Morthy’s . . . unusual . . . approach to journalism seemed in service of portraying the Group of 88 statement as a generalized response to racism or sexism, but not a rush to judgment on the case. (“It wasn’t about the kids at all,” assured Beaule.) Though Group members have been advancing such a claim for years, it’s rather hard to do so—since in the cover e-mail soliciting signatures, Wahneema Lubiano described the statement as “about the lacrosse team incident.” [emphasis added] Morthy disposes of this problem by not mentioning Lubiano’s cover e-mail in his article.
Even so, the actual wording of the ad renders Morthy’s “misreading” framing absurd. The Group affirmed, in their own words, that something “happened” to false accuser Crystal Mangum. And they expressed their thanks—“for not waiting”—to the protesters that swarmed the campus in late March 2006. The highest-profile of these protests included the potbangers (who advocated the captains’ castration), the “open-mike” protests (which featured speakers, wearing t-shirts, presuming guilt), and the “Take Back the Night” protest (which saw the distribution of the “wanted” posters).
Morthy gets around this inconvenient problem of the statement’s own language by not mentioning either of these clauses in his article. I asked him why. The response? “I decline to comment.”
Alas, Morthy’s timing couldn’t have been worse. Three days after his article appeared came the 30 for 30 documentary, whose opening section contained length video of the protesters who the Group of 88 thanked, publicly, for not waiting. Did Morthy—and the Group members who spoke to him—somehow hope that ESPN would cancel the documentary before it was broadcast?

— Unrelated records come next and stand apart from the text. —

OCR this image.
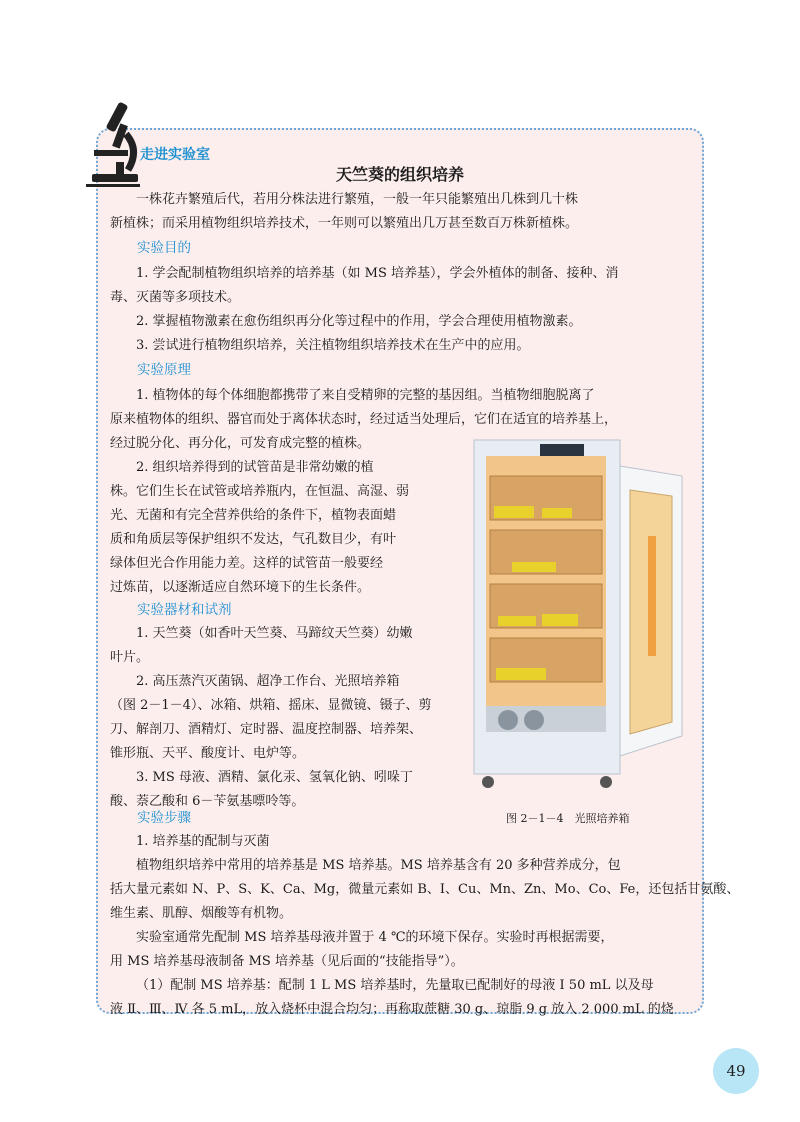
走进实验室
天竺葵的组织培养
一株花卉繁殖后代，若用分株法进行繁殖，一般一年只能繁殖出几株到几十株
新植株；而采用植物组织培养技术，一年则可以繁殖出几万甚至数百万株新植株。
实验目的
1. 学会配制植物组织培养的培养基（如 MS 培养基），学会外植体的制备、接种、消
毒、灭菌等多项技术。
2. 掌握植物激素在愈伤组织再分化等过程中的作用，学会合理使用植物激素。
3. 尝试进行植物组织培养，关注植物组织培养技术在生产中的应用。
实验原理
1. 植物体的每个体细胞都携带了来自受精卵的完整的基因组。当植物细胞脱离了
原来植物体的组织、器官而处于离体状态时，经过适当处理后，它们在适宜的培养基上，
经过脱分化、再分化，可发育成完整的植株。
2. 组织培养得到的试管苗是非常幼嫩的植
株。它们生长在试管或培养瓶内，在恒温、高湿、弱
光、无菌和有完全营养供给的条件下，植物表面蜡
质和角质层等保护组织不发达，气孔数目少，有叶
绿体但光合作用能力差。这样的试管苗一般要经
过炼苗，以逐渐适应自然环境下的生长条件。
实验器材和试剂
1. 天竺葵（如香叶天竺葵、马蹄纹天竺葵）幼嫩
叶片。
2. 高压蒸汽灭菌锅、超净工作台、光照培养箱
（图 2－1－4）、冰箱、烘箱、摇床、显微镜、镊子、剪
刀、解剖刀、酒精灯、定时器、温度控制器、培养架、
锥形瓶、天平、酸度计、电炉等。
3. MS 母液、酒精、氯化汞、氢氧化钠、吲哚丁
酸、萘乙酸和 6－苄氨基嘌呤等。
实验步骤
1. 培养基的配制与灭菌
植物组织培养中常用的培养基是 MS 培养基。MS 培养基含有 20 多种营养成分，包
括大量元素如 N、P、S、K、Ca、Mg，微量元素如 B、I、Cu、Mn、Zn、Mo、Co、Fe，还包括甘氨酸、
维生素、肌醇、烟酸等有机物。
实验室通常先配制 MS 培养基母液并置于 4 ℃的环境下保存。实验时再根据需要，
用 MS 培养基母液制备 MS 培养基（见后面的“技能指导”）。
（1）配制 MS 培养基：配制 1 L MS 培养基时，先量取已配制好的母液 Ⅰ 50 mL 以及母
液 Ⅱ、Ⅲ、Ⅳ 各 5 mL，放入烧杯中混合均匀；再称取蔗糖 30 g、琼脂 9 g 放入 2 000 mL 的烧
图 2－1－4　光照培养箱
49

Morthy, of course, cannot be faulted for multiple current and former Duke professors misleading him in an attempt to whitewash their performance in the lacrosse case. He can, however, be faulted for seeming to view his role as (at best) an uncurious stenographer. It’s a shame to see the Chronicle lower its standards and sacrifice its strong record on the case in a futile effort to redeem the Group’s reputation.
“With all due respect to The Chronicle, it’s not an important place to promote a message,” she [Beaule] said. “It was just another space.” So why take the ad out if it is not an important place?